Caravaggio + Lecture by Ko van Dun
Prior to the screening of Caravaggio, a daring biopic about the life of the homosexual Renaissance artist Caravaggio, art historian Ko van Dun will give a lecture on the artist’s work.
Caravaggio is an extraordinarily bold biopic about the life of the homosexual Baroque artist Caravaggio. Prior to the film, art and culture expert Ko van Dun will give a lecture (language: Dutch) on Caravaggio and the film by Derek Jarman.

Caravaggio
In his feverish portrait, Jarman sketches the life of Caravaggio, who associated with male lovers, prostitutes and the criminal underclass of early seventeenth-century Rome. The opulent, dazzling film brings together Jarman’s important themes: the plight of the artist, homosexual love and the hypocrisy of ecclesiastical authorities.
From his deathbed in 1610, the impoverished artist Caravaggio looks back on his turbulent love triangle with street thug Ranuccio and Ranuccio’s mistress Lena (brilliantly played by Tilda Swinton, in her film debut).
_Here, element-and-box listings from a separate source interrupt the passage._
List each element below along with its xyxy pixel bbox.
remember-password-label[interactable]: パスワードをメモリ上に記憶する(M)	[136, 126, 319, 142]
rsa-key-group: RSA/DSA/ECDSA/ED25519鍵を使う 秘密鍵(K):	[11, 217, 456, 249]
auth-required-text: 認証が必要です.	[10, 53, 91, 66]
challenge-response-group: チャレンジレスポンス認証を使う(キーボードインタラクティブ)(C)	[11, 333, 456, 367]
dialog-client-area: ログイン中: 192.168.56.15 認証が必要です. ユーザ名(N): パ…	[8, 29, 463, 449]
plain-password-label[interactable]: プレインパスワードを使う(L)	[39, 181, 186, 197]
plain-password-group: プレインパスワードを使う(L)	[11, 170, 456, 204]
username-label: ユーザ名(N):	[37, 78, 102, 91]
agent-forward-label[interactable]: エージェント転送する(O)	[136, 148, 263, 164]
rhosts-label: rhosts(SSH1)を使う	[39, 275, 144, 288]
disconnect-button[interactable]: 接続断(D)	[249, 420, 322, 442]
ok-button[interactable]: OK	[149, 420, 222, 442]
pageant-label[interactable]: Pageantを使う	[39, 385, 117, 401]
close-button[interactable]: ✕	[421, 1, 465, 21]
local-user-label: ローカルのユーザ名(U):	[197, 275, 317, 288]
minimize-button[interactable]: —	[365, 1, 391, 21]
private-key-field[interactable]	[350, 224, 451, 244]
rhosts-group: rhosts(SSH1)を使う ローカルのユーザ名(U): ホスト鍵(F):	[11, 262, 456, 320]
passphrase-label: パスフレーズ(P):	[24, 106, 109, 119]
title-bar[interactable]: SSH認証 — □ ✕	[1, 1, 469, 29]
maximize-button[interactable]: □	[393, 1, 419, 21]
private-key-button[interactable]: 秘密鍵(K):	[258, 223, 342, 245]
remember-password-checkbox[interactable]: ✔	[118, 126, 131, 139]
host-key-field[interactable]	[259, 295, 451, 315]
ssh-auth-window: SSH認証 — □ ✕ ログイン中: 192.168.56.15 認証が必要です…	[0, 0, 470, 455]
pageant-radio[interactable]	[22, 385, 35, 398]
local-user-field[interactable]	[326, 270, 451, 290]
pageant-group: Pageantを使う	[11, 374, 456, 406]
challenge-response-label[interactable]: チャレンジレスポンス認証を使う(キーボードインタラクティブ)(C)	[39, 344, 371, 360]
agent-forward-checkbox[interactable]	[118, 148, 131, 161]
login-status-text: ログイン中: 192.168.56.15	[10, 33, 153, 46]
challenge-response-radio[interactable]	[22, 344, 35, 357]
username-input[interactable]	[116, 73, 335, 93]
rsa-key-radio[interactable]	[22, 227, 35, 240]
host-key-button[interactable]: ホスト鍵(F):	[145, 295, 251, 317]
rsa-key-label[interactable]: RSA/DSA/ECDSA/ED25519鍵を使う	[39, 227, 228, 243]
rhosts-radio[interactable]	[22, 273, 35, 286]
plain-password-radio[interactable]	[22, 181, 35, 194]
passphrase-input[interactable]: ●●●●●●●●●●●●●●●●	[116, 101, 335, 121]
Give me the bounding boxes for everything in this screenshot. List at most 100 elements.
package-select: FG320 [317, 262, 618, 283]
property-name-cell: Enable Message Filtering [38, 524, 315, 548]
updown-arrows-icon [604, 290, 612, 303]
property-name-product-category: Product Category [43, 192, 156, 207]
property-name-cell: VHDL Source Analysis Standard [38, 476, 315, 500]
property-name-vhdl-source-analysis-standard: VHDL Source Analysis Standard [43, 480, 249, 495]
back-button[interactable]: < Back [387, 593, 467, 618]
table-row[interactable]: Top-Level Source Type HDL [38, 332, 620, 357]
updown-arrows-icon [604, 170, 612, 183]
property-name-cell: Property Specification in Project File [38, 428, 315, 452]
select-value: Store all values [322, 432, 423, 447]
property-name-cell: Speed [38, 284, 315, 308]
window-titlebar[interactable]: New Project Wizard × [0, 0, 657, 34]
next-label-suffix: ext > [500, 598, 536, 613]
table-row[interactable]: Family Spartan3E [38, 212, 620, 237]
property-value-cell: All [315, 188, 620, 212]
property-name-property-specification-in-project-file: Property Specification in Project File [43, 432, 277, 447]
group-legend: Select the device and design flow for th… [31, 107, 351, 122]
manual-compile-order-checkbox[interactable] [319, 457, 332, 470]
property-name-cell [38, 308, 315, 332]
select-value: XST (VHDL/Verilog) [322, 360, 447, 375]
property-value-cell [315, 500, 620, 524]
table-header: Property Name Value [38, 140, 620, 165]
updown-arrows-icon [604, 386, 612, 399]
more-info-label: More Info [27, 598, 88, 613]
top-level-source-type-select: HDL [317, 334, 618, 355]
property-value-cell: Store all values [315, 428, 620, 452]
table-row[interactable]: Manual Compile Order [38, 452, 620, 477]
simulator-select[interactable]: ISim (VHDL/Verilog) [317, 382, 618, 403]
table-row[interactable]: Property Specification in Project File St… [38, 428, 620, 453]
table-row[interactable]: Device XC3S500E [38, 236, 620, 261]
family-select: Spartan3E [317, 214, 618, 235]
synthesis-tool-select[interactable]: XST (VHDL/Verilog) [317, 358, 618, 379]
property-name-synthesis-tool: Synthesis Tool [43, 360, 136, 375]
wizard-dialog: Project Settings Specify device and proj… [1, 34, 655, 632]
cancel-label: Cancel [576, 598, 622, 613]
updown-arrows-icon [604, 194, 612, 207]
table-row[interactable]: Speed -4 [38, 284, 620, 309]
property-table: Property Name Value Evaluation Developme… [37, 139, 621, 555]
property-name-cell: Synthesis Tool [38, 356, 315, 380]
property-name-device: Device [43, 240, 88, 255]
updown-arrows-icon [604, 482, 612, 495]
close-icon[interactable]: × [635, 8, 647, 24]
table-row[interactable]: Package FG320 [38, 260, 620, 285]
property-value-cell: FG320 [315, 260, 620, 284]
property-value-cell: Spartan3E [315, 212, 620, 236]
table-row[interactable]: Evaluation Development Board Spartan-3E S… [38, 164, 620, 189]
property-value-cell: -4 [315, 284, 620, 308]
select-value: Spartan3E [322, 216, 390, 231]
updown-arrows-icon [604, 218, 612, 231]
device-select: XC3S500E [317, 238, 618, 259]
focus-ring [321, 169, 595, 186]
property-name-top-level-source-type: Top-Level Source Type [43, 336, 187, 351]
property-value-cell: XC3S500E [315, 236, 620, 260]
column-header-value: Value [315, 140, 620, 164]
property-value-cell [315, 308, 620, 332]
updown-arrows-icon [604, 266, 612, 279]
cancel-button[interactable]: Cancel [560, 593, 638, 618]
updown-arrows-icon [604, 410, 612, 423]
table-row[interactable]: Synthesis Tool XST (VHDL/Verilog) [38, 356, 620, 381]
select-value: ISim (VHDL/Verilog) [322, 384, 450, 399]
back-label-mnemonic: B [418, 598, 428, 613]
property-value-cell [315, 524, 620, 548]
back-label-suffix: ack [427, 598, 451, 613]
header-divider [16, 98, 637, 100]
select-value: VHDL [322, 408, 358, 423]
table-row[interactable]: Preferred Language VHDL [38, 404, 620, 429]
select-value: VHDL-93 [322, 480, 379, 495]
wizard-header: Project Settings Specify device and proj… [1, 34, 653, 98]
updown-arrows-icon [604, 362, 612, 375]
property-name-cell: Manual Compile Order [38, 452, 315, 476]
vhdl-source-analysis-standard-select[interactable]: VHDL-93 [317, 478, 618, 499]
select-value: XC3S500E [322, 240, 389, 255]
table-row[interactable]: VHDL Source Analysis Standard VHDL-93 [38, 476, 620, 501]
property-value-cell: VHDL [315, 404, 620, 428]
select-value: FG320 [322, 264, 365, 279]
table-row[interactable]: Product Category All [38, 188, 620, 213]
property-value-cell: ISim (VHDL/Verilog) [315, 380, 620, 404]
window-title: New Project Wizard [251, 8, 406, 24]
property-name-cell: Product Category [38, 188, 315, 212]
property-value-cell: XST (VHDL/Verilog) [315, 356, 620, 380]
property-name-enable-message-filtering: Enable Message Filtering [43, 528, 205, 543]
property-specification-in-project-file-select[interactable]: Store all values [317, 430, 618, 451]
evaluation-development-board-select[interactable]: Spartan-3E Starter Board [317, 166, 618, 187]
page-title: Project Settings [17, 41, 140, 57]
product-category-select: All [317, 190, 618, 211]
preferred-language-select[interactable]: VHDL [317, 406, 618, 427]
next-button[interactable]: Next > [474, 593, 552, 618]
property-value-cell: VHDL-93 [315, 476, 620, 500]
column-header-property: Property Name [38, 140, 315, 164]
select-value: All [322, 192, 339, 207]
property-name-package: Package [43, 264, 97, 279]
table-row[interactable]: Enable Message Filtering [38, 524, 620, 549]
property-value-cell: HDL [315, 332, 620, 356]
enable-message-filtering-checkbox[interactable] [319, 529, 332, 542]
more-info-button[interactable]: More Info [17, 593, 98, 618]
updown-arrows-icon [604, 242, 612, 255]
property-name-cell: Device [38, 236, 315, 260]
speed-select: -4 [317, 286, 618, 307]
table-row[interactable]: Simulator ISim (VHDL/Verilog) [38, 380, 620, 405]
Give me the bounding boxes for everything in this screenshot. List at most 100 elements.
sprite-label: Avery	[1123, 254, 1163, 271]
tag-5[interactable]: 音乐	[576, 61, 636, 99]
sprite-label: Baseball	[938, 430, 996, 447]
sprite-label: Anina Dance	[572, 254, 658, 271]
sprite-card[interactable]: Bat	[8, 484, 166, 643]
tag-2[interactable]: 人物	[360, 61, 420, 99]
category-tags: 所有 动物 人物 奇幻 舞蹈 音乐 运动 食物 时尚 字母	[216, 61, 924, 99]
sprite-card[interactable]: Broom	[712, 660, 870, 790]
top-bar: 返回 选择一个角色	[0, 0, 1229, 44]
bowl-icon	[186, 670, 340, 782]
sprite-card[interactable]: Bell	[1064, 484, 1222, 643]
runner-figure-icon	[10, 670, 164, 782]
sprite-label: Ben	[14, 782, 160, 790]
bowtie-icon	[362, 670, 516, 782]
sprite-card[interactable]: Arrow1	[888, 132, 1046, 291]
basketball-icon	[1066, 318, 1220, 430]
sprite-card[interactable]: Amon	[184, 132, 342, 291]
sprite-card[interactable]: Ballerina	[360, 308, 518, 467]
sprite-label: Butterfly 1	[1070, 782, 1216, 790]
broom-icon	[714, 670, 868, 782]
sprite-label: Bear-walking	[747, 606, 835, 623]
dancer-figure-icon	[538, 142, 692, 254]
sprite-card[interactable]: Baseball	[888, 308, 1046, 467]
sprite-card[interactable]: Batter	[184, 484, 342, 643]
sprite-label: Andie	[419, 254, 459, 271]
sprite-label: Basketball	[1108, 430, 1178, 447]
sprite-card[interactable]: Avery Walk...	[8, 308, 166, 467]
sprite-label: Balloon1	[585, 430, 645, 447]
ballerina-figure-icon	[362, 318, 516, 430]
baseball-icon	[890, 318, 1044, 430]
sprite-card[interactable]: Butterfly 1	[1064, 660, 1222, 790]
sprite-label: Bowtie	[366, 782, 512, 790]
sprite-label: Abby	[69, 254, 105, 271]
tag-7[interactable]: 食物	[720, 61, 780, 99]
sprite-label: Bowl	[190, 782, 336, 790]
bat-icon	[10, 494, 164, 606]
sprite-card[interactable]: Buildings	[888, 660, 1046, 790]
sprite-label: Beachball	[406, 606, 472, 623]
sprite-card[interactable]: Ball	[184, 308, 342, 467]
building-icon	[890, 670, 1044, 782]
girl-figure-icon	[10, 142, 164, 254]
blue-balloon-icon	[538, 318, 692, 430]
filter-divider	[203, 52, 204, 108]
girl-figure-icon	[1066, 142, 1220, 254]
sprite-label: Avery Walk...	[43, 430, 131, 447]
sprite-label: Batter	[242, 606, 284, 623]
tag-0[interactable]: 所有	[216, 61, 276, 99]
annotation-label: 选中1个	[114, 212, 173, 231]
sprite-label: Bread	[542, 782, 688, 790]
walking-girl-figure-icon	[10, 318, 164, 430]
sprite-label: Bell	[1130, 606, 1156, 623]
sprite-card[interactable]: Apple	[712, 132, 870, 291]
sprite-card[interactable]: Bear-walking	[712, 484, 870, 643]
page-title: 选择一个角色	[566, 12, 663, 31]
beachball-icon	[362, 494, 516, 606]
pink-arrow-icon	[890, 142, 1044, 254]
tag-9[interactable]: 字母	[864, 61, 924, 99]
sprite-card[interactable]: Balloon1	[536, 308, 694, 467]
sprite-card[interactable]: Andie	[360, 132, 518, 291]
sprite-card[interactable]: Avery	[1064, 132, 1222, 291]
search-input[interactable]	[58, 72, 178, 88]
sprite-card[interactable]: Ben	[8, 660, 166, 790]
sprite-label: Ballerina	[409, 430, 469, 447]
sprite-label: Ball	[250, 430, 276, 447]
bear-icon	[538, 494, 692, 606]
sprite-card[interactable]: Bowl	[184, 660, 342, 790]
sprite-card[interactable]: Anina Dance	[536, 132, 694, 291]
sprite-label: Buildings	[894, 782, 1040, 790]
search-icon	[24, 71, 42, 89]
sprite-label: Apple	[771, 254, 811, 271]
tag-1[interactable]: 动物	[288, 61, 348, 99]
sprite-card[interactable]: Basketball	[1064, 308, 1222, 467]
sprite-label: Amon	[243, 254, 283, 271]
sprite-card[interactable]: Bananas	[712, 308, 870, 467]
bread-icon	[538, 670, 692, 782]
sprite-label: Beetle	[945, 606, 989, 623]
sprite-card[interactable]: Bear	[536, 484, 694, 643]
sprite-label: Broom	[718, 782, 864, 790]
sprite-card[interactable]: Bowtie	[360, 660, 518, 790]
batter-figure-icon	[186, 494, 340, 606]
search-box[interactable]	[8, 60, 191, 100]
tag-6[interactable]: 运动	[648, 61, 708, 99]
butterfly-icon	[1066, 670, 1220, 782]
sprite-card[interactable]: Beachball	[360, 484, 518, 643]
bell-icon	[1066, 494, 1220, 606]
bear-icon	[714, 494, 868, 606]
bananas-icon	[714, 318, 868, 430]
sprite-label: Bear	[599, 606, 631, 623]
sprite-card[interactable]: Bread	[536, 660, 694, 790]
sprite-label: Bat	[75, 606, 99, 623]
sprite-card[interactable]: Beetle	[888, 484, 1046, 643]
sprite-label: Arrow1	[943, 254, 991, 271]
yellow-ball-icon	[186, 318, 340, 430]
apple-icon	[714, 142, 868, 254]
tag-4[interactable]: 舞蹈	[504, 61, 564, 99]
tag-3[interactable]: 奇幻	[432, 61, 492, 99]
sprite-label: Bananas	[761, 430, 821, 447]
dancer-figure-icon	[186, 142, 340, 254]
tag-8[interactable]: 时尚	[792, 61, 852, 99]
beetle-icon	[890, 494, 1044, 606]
In flashbacks, the film recreates Caravaggio’s original paintings in a series of sublime, stylised tableaux vivants in the painter’s typical chiaroscuro style, with strong, dramatic contrasts between light and dark – a style for which Rembrandt in particular would later become famous.
Caravaggio was a frontal attack on the classic reconstructions that Hollywood tends to make of biopics. Jarman’s idiosyncratic film is deliberately punctuated by anachronisms such as a pocket calculator and Ranuccio’s motorbike. The film was also his most accessible work and proved to be a modest commercial success. For Tilda Swinton, the film marked the beginning of a long and cherished collaboration with Jarman, who would cast the actress in all six of his subsequent films.
Caravaggio won the Silver Bear at the Berlin Film Festival.